We’re all following along together in a historic election unfolding in a way we’ve never seen before.
This time, we turn in our vote—and likely without knowing the immediate outcome of the election—we must go on.
It may be one of the hardest things to do, especially feeling as though this is a close race. We did our part by voting. Now we wait as record ballots are turned in—already through early voting, and for the two weeks after the election, as mail-in ballots are collected.
It feels scary. But we have to let go. We can try to use a meditative practice and focus on things in our control: We DID vote. We DID make a difference. But we may need to do more: We need to set healthy boundaries for how, when, and where we consume information about the election over the next several weeks.
That means knowing when to possibly disengage from social media, news outlets, or other digital platforms—in the name of taking care of our mental health. And it means making the best decisions about where your election information comes from.
What does the term “information overload” actually mean? I always describe it as this:
When the input exceeds the processing capacity. Or, the exploding head emoji.
Basically our brains can’t keep up. We are bombarded with information. All day, everyday. An overabundance of information—and in this election, misinformation is a big concern right now. That means making sure we don’t consume false or misleading information intended to deceive us.
Our brains are constantly trying to decide what’s of use or valuable and what’s unnecessary. The problem with information overload is the constant consumption. We tend to lose valuable details, make poor decisions, and mush together the information in a way that is memorable—but not necessarily correct.
You can begin to feel stressed, overwhelmed, and anxious.
Part of why we tend to gravitate toward bombarding ourselves with information is this idea that we are effective multitaskers. Well, we aren’t. We tend to follow the feeling that we need to be constantly multitasking when in fact we are not good at it. Forbes reported that “98% of the population can’t effectively multitask.”
Perpetual states of exhaustion can come from an influx of information, and more than we think.
How can we fix this?
There are some simple, but effective ways in which we can combat information overload. Below, I’ve listed a few:
1. Be more selective in the information you choose to receive
Mistruths about the election are rampant right now, especially on social media. Weed out information you’re skeptical about in your newsfeed and always verify information directly from the original source. You can also cross-check information you see on sites you trust.
2. Unfollow when necessary
It’s alright to unfollow accounts that aren’t serving your political, social and moral belief systems. You don’t have to follow everyone, or every account. If you feel as though information you’re being exposed to is not aligned with your beliefs or could be more harmful—even emotionally—simply unfollow.
3. Set a timer
We all want to know what’s happening in the election. There’s a way to do this in a healthy manner: Set limits and stick to them. Setting times of the day to ingest information and then be done is an example of healthy boundaries (which aren’t only for relationships).
4. Give your brain a rest
Do you fall asleep endlessly scrolling? Take the opportunity to rest your brain. Make your bed a “no device zone.” Rest your brain and give it a chance to catch up to all that you’re processing.

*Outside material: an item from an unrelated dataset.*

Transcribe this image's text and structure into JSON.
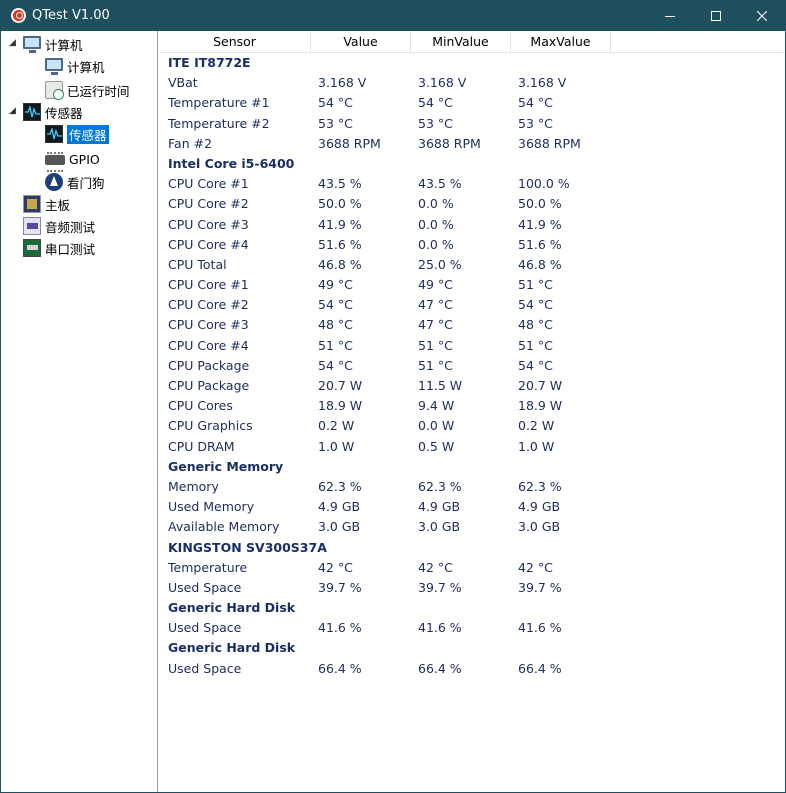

Legitimately unplug your devices. Let the battery run out. Or for a more abstract definition, give yourself a break.
Next comes the big question: What if the information I do consume upsets me?
In our world today, it is likely that aside from being bombarded with all sorts of things, some of what you will learn will be upsetting. We have to let go of what we cannot control. This is a tough thing to do and it definitely takes practice.

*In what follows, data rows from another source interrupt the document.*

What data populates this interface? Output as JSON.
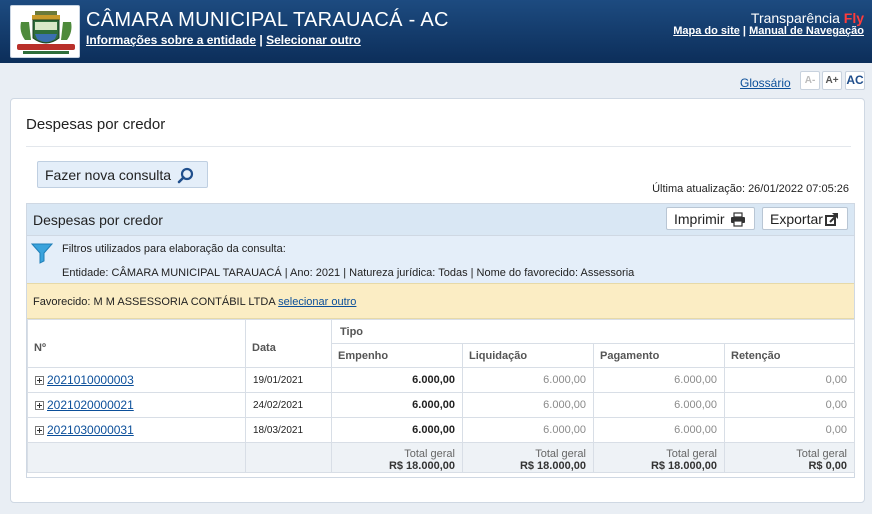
{
  "header": {
    "title": "CÂMARA MUNICIPAL TARAUACÁ - AC",
    "link_info": "Informações sobre a entidade",
    "separator": "|",
    "link_select": "Selecionar outro",
    "brand_main": "Transparência ",
    "brand_fly": "Fly",
    "link_sitemap": "Mapa do site",
    "link_manual": "Manual de Navegação"
  },
  "toolbar": {
    "glossario": "Glossário",
    "font_decrease": "A-",
    "font_increase": "A+",
    "contrast": "AC"
  },
  "page": {
    "title": "Despesas por credor",
    "new_query_button": "Fazer nova consulta",
    "last_update": "Última atualização: 26/01/2022 07:05:26"
  },
  "section": {
    "title": "Despesas por credor",
    "print_button": "Imprimir",
    "export_button": "Exportar",
    "filters_label": "Filtros utilizados para elaboração da consulta:",
    "filters_desc": "Entidade: CÂMARA MUNICIPAL TARAUACÁ | Ano: 2021 | Natureza jurídica: Todas | Nome do favorecido: Assessoria",
    "favored_label": "Favorecido: M M ASSESSORIA CONTÁBIL LTDA ",
    "favored_link": "selecionar outro"
  },
  "table": {
    "headers": {
      "numero": "Nº",
      "data": "Data",
      "tipo": "Tipo",
      "empenho": "Empenho",
      "liquidacao": "Liquidação",
      "pagamento": "Pagamento",
      "retencao": "Retenção"
    },
    "rows": [
      {
        "numero": "2021010000003",
        "data": "19/01/2021",
        "empenho": "6.000,00",
        "liquidacao": "6.000,00",
        "pagamento": "6.000,00",
        "retencao": "0,00"
      },
      {
        "numero": "2021020000021",
        "data": "24/02/2021",
        "empenho": "6.000,00",
        "liquidacao": "6.000,00",
        "pagamento": "6.000,00",
        "retencao": "0,00"
      },
      {
        "numero": "2021030000031",
        "data": "18/03/2021",
        "empenho": "6.000,00",
        "liquidacao": "6.000,00",
        "pagamento": "6.000,00",
        "retencao": "0,00"
      }
    ],
    "totals": {
      "label": "Total geral",
      "empenho": "R$ 18.000,00",
      "liquidacao": "R$ 18.000,00",
      "pagamento": "R$ 18.000,00",
      "retencao": "R$ 0,00"
    }
  },
  "colors": {
    "header_bg": "#0c2e5a",
    "link": "#0b4f9a",
    "favored_bg": "#fbedc4",
    "filters_bg": "#e4eef9",
    "brand_fly": "#ff3c3c"
  },
  "icons": [
    "municipal-crest-logo",
    "magnifier-icon",
    "printer-icon",
    "export-icon",
    "funnel-icon",
    "expand-plus-icon"
  ]
}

So, how can we practice? What can we do when we seemingly have no control?
First and foremost, relax. We need to practice and apply relaxation in order to let go of the things out of our control. Relaxation may be a meditation practice, or a bubble bath. Whatever relaxing means to you, do that.
Staying in the present moment or being mindful of the present can also help. This keeps your focus on what’s directly happening instead on all of the “what if’s” swirling around in your head.
Trust yourself, listen to your intuition. If you need a break, take it. Then try again. When we can meditate, practice good self-care and stay in the present moment we are ultimately practicing and being mindful of letting go of the things out of our control.
Finally, check things out a different way. Instead of focusing on what we can not control, focus on what you have in your control.
Can we be grateful for the fact that we can vote? Can we be grateful for the fact that we have our safety, our home, our health, our family and friends? Can we be grateful for the fact that we have food on our tables, or that we are able to provide safe places for our children to learn and grow?
I know I am grateful for the fact that we live in a democracy. We can turn our feelings of lack of control into a positive. The truth is, we really only have control over certain things anyway: Our feelings, emotions, thoughts and behaviors.
So ask yourself: Is this in my control? Do I have a direct impact on the outcome? Is this the world I want to live in? How can I affect the change I want to see in this world now?
Because that’s where the real power is.